Israel and Pakistan will decide in the coming days whether the leaders of the two countries should hold a historic summit in their quest to upgrade reations, Israeli Foreign Minister Sivan Shalom said on Friday.
Shalom met his Pakistani counterpart on Thursday, in the first-ever high-level contacts between the two countries.
The meeting, hosted in Istanbul by Turkish Prime Minister Recep Tayyip Erdogan, was a direct result of Israeli Prime Minister Ariel Sharon's decision to withdraw last month from 21 Gaza Strip settlements and four West Bank enclaves.
At the meeting, "we also discussed the possibility of a meeting between Prime Minister Sharon and President Pervez Musharraf. This has not been decided, we will know in the coming days if it will happen," Shalom told reporters.
"But even if it doesn't happen, I think the relations with Pakistan have moved to a much higher level," said Shalom.
The two foreign ministers plan to meet again in two weeks at the United Nations General Assembly in New York.
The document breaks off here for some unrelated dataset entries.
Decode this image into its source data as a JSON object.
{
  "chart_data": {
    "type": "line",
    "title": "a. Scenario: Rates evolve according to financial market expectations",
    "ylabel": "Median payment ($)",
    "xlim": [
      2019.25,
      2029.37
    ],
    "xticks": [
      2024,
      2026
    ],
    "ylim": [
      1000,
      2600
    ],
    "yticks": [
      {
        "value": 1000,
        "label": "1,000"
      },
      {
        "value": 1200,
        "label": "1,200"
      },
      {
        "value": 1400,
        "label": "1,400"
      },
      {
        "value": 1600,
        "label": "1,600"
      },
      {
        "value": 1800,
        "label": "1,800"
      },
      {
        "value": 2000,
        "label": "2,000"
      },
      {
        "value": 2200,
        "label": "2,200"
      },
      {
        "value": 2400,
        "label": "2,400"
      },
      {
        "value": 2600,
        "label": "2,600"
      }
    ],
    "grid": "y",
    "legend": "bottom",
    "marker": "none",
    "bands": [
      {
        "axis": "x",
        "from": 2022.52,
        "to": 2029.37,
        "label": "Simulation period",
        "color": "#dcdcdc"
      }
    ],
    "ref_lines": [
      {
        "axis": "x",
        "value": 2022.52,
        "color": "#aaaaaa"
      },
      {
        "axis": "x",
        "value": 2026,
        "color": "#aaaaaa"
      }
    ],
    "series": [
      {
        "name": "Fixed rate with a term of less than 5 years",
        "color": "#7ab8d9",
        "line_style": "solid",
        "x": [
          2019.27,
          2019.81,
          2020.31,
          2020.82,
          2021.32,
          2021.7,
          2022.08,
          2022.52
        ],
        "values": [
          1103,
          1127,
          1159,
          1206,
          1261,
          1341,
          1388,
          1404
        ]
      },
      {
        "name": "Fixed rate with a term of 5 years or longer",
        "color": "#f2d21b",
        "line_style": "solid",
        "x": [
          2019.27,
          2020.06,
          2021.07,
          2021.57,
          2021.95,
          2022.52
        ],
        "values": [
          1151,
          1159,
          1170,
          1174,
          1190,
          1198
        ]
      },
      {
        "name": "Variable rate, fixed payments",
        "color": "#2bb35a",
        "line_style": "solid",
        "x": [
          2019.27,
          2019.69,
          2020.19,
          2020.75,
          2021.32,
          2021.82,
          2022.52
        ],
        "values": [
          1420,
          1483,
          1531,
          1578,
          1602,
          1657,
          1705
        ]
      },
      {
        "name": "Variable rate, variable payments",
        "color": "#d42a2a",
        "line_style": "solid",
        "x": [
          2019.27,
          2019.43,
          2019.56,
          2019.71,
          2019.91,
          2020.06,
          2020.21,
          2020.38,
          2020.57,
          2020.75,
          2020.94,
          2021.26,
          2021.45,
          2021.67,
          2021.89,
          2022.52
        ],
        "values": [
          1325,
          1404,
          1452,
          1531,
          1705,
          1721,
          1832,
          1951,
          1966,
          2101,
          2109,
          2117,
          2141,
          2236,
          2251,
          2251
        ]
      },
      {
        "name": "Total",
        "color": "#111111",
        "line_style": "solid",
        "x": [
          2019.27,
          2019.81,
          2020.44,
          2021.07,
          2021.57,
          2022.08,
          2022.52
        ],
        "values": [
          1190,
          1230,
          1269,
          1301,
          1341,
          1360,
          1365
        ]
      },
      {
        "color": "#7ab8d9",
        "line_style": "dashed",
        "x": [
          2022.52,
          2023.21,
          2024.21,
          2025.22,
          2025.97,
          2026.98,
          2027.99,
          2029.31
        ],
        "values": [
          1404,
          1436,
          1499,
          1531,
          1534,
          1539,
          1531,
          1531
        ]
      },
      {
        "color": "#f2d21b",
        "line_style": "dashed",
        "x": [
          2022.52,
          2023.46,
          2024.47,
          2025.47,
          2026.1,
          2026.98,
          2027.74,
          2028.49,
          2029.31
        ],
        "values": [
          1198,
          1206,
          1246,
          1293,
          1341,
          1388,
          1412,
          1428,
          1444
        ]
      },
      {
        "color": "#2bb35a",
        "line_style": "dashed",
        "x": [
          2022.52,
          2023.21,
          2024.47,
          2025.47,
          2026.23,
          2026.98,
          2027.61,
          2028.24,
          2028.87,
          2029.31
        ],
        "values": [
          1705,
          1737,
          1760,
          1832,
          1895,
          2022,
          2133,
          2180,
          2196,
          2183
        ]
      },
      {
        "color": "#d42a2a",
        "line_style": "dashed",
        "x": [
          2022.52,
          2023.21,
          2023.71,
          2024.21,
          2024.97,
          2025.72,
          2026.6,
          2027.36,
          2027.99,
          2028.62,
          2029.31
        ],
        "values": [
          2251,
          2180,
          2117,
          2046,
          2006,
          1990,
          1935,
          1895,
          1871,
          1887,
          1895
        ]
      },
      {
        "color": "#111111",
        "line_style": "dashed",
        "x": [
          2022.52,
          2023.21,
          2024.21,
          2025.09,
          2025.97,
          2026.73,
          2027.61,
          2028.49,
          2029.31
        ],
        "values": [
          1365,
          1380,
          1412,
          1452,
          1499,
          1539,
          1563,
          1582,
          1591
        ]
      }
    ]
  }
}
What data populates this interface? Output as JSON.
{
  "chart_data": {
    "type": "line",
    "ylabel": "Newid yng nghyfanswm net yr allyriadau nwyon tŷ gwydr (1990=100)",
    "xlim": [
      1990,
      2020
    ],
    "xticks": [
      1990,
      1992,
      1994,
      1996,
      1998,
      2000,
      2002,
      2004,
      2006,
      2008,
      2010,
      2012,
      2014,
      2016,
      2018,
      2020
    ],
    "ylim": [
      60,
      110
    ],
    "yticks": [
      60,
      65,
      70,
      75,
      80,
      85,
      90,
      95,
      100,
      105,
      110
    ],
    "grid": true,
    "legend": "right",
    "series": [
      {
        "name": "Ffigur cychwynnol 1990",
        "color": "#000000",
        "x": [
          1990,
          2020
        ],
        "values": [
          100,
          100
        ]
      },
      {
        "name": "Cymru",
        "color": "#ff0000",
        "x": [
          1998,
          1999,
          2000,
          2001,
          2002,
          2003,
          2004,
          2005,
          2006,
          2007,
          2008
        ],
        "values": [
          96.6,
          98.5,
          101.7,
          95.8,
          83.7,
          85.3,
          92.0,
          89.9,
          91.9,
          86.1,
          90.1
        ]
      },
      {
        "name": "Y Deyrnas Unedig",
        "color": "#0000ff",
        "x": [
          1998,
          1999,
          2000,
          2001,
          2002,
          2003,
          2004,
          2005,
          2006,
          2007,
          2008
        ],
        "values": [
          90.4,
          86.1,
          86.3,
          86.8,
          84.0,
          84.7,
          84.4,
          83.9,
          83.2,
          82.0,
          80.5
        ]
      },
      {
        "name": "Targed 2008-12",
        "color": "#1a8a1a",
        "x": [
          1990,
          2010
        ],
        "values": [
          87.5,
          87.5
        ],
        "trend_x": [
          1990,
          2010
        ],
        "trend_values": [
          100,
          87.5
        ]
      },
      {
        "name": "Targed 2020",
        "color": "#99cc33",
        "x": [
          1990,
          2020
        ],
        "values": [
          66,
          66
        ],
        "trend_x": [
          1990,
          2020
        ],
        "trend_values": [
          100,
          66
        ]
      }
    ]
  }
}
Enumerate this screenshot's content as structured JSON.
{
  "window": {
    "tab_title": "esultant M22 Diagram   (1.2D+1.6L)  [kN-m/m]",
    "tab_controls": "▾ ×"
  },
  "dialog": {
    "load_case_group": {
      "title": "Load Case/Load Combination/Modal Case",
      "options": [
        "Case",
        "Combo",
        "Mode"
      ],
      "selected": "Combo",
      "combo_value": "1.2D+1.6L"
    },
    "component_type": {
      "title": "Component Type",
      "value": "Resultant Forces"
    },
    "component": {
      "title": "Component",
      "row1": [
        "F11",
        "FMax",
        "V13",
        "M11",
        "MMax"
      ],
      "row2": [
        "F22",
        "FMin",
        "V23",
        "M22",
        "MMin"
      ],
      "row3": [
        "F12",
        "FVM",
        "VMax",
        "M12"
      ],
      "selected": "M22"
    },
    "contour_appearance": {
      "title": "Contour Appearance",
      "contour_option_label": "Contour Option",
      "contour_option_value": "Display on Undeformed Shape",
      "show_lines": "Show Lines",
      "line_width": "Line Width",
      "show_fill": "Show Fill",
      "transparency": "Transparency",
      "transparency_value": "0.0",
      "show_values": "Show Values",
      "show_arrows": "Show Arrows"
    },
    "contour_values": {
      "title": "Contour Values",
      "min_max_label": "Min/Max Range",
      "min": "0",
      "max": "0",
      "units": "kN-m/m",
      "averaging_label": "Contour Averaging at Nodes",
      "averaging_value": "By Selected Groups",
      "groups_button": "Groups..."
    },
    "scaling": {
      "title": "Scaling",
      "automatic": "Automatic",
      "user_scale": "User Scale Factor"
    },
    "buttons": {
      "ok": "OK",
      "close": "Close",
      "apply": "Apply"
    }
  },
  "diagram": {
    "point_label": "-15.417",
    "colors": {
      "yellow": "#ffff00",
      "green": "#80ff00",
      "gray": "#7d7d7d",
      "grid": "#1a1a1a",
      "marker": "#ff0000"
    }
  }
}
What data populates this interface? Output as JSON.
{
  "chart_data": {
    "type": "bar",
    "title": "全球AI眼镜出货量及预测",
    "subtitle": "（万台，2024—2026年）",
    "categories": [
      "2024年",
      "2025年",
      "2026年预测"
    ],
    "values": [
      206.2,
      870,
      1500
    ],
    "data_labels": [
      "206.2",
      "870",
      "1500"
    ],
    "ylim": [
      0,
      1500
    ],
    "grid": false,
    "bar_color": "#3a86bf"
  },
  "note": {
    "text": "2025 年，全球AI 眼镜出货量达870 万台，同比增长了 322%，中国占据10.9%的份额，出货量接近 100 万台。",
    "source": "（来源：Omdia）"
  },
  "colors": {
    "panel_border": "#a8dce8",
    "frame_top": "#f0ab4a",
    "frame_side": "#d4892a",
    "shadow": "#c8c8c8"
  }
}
Earlier on Friday, Ron Prosor, director-general of the Foreign Ministry, said it was still premature to say whether a Sharon-Musharraf summit would occur.
First, the sides have to examine how the Pakistani public reacts to news of the foreign ministers' meeting, he said. In the Gaza Strip, meanwhile, about 300 Palestinians who belong to the Islamic Jihad militant group protested on Friday at Pakistan's decision to hold a high-level meeting with the Israelis.